11 octobre, 2008
Deuxième anniversaire de l’assassinat de Rabah Aissat
A l’occasion du deuxième anniversaire de l’assassinat de Rabah Aissat, El Mouhtarem publie, pour la seconde fois, ce témognage de Zemouche R. présent sur le lieu de l’assassinat.
Pour ma part, le jour de l’assassinat du camarade Aissat, je me retrouvais à 4 kms de Ain Zaouia. D’ailleurs, j’avais tout de suite rejoint les camarades du FFS à l’hôpital de Draa El Mizane où se trouvait le corps de Da Rabah. Repose en PAIX. El Mouhtarem
Nous sommes le jeudi de l’avant dernière semaine du mois de ramadan 2006. A Ain Zaouia, la soirée est très mouvementée. Il est 20 h 45. Nous venons de terminer une partie de domino dans une cafétéria appartenant à ma famille. Je sors du café. Je me dirige vers mon cousin propriétaire d’une librairie situant en face. Avant d’arriver à la librairie, j’entends des manœuvres d’armes au niveau de la terrasse de la cafétéria. Tout d’un coup, j’entends des rafales, tout le monde s’est couché par terre. A cet instant, tous mes «logiciels mentaux » se déconnectent. Je suis resté bouche bée et accroupi jusqu’à ce que les nuages se dispersent. Je me mets à plat ventre ; j’essaye de voir ce qui vient de se passer. En vain. Je vois un individu qui court, une arme à la main, et tire des coups de feu en direction du siège de la garde communale, situé en face, pour empêcher toute intervention.

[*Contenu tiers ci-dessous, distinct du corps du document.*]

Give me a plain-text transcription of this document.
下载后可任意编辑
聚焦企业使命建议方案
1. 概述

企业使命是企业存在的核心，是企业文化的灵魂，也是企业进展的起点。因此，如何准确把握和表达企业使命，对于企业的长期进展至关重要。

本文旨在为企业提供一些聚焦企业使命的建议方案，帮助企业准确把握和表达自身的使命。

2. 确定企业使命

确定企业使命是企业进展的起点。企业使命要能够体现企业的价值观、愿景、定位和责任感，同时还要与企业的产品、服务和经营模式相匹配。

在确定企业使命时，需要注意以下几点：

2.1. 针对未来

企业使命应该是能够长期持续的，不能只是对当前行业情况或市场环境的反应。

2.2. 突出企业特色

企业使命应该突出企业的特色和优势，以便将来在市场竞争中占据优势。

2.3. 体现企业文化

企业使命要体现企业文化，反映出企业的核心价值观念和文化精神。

La scène dure pas plus de cinq minutes. Les tueurs s’évaporent dans l’univers. Le calme revient grâce au courage des jeunes qui risquent leur vie à tout moment.

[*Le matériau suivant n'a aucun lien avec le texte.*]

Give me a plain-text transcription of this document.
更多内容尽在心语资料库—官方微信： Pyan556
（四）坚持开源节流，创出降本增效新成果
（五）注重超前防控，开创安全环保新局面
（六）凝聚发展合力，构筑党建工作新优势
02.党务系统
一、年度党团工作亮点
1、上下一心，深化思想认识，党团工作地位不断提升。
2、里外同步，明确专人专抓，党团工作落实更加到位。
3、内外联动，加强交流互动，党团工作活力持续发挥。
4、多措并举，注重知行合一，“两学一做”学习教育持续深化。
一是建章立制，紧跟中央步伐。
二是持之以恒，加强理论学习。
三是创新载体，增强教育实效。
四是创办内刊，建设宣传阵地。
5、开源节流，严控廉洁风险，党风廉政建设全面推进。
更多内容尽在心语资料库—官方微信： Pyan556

Je prends mon courage à deux mains pour me rendre sur les lieux…A mon arrivée, je découvre un corps, criblé de balles (entre 8 et 9 balles), gisant dans un bain de sang. C’est Rabah Aissat, président de l’APW de Tizi-Ouzou. Je le prends dans mes bras et je crie à l’aide, car le corps est lourd. Aucun n’ose approcher ni se lever. J’essaye de mettre son bras sur mon épaule pour le prendre dans ma voiture, garée en face en milieu d’autres voitures. Incapable de faire sortir mon véhicule, je demande à un voisin, tout près de moi, de m’aider à le prendre dans sa voiture (Renault express). On démarre en direction de l’hôpital Krim Belkacem de la commune de Draa El Mizane
Nous arrivons à l’hôpital. Plusieurs personnes nous rejoignent. Ils sont venus dans des fourgons, des 404, des camionnettes…pour donner du sang….Le sort de Aissat est entre les mains des médecins de garde. Je constate l’arrivée d’un groupe de médecins dépêchés du CHU de Tizi-Ouzou. Malheureusement, entre 3h00 et 3h30, Rabah Aissat succombe à ses blessures. C’est une autre panique qui s’installe.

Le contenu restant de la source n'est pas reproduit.